The effects of M. vaccae were accidentally discovered over a decade ago by Mary O’Brien, an oncologist at Royal Marsden Hospital in London. In an experimental treatment for lung cancer patients, Dr. O’Brien inoculated the patients with heat-killed M. vaccae. She observed that not only did the patients exhibit fewer signs of cancer, but they also reported less nausea and pain, and an overall greater sense of well-being and happiness.

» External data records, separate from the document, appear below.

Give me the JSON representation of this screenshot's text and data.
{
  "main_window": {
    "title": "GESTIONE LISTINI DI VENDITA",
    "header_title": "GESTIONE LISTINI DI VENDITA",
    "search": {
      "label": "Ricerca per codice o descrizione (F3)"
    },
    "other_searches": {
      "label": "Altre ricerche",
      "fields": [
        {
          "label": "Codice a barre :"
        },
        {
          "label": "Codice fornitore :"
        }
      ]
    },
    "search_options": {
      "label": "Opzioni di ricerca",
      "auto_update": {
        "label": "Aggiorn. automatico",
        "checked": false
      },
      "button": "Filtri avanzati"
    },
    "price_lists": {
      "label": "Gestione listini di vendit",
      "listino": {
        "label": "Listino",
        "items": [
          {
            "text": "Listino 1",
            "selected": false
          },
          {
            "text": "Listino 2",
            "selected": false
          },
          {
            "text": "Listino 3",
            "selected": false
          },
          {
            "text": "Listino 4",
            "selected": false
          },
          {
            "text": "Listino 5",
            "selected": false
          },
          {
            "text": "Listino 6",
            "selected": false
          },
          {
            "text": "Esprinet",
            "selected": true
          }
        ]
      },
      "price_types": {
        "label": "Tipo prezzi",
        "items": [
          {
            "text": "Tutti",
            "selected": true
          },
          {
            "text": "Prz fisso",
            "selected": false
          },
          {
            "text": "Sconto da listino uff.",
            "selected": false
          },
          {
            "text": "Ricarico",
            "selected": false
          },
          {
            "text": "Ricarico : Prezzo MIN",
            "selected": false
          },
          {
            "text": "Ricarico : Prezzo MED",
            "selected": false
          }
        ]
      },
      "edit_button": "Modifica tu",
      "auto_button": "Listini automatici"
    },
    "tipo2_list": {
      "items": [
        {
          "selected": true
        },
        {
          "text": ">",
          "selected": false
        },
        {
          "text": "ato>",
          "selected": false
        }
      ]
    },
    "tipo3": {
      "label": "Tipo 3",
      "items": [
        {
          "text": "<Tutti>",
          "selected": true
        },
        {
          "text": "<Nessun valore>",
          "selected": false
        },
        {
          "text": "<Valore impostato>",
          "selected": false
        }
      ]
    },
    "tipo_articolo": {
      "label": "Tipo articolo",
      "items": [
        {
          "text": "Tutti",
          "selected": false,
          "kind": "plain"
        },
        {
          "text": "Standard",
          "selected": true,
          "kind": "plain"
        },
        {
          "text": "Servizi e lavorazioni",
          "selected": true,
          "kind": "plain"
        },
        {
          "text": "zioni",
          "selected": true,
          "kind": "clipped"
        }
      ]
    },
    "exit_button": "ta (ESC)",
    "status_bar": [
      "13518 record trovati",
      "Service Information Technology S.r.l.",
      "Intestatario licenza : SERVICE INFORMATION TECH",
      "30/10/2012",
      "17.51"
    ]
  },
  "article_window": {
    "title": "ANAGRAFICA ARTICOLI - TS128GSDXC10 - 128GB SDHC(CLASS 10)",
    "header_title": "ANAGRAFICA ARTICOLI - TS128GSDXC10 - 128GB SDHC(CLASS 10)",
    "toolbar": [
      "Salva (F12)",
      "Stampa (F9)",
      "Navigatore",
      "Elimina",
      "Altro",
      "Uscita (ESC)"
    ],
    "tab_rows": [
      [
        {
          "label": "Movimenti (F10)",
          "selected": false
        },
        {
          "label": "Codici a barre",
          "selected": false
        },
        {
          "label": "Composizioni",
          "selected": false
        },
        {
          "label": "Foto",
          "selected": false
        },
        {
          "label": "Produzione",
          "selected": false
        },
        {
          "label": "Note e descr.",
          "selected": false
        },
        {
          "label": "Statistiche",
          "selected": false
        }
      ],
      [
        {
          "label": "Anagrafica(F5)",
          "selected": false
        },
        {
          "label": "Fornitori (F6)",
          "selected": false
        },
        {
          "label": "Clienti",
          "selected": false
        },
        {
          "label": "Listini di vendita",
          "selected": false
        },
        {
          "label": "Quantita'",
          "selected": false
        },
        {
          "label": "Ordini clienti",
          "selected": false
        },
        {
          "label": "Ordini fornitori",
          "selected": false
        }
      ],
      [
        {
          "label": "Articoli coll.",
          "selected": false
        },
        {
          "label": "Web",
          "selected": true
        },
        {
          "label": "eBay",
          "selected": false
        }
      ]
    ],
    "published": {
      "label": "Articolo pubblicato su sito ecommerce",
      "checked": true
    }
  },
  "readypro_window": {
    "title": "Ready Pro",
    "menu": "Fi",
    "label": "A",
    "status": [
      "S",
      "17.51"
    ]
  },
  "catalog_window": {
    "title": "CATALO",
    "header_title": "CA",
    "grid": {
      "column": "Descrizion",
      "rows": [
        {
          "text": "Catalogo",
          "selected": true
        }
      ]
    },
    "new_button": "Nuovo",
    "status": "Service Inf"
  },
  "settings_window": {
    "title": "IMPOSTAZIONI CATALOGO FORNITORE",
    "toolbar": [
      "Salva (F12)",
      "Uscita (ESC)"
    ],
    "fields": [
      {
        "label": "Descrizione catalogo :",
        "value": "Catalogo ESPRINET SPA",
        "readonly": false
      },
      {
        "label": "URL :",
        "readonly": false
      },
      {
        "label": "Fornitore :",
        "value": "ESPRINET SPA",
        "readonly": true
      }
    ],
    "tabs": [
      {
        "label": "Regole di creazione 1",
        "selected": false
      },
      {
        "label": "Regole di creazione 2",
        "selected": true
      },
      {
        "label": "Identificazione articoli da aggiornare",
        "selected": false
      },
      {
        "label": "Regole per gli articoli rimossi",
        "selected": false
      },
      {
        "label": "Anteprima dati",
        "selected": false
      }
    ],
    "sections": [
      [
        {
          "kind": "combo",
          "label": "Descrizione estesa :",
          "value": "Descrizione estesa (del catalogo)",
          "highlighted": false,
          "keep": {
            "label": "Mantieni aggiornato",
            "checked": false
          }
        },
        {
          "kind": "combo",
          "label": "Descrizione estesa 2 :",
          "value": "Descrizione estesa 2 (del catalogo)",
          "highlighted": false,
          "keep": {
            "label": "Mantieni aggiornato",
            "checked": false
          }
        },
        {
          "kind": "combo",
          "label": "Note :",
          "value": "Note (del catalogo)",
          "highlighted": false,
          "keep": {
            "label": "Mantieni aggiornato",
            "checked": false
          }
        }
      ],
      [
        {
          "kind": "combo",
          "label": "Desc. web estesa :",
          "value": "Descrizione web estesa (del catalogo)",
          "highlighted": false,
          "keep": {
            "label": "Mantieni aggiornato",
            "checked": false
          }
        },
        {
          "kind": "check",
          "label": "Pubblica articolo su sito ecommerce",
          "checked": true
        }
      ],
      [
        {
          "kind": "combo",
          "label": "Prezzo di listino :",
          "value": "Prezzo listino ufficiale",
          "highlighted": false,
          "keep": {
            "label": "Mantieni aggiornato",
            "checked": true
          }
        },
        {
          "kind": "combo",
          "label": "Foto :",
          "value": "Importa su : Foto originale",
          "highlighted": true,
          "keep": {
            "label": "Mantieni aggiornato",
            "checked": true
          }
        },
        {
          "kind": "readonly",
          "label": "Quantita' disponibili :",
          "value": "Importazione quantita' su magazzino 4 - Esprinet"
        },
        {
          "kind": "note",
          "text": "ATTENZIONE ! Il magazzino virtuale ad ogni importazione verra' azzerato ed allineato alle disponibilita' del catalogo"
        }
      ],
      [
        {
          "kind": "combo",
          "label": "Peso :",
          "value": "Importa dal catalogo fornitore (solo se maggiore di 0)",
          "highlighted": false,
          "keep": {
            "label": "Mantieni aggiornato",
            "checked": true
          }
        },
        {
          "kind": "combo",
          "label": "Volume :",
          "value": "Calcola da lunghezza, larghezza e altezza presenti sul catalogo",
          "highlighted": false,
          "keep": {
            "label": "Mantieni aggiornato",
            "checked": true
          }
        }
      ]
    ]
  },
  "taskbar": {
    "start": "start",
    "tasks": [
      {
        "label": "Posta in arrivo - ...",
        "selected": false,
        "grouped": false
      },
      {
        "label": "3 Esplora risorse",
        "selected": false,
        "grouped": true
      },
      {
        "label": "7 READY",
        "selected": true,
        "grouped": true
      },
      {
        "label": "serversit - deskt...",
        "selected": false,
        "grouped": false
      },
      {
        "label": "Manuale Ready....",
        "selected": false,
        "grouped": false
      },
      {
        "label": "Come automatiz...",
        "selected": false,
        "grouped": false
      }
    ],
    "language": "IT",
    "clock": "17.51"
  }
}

Following Dr. O’Brien’s trials, Christopher Lowry, a neuroscientist at University of Bristol in England, conducted an experiment with mice and found that the immune response to an injection of M. vaccae induced the brain to produce serotonin.
The results were significant because they offer the possibility that clinical depression could be treated with what is essentially a vaccine. Secondly, the vast effects of our natural immune response to this wonder bug could be further explored as a treatment for not only cancer and depression, but also Crohn’s disease and rheumatoid arthritis.
In a 2010 study by Dorothy Matthews and Susan Jenks of The Sage Colleges in New York, mice were fed live M. vaccae (smeared on little peanut butter sandwiches — mm mmm!) and found to have lower levels of stress and higher levels of learning.
Their improved mood and performance continued for a few weeks, even after the bacterium was removed from their diet. Though the effects were temporary, they proved a link between M. vaccae boosting serotonin, and serotonin playing a role in learning.
In productive garden soil, there can be anywhere between 100 million and 3 billion bacteria in a gram (about a teaspoonful). These hard-working microbes do everything from fixing nitrogen to decomposing material in the soil. And now, they’re even responsible for lifting your mood and making you smarter.
This is not to say you should go out and start eating dirt (although a little dirt never hurts — I love to eat tomatoes and berries right off the vines). But do get outside, get a little dirty, and get stoned on soil — it’s good for you!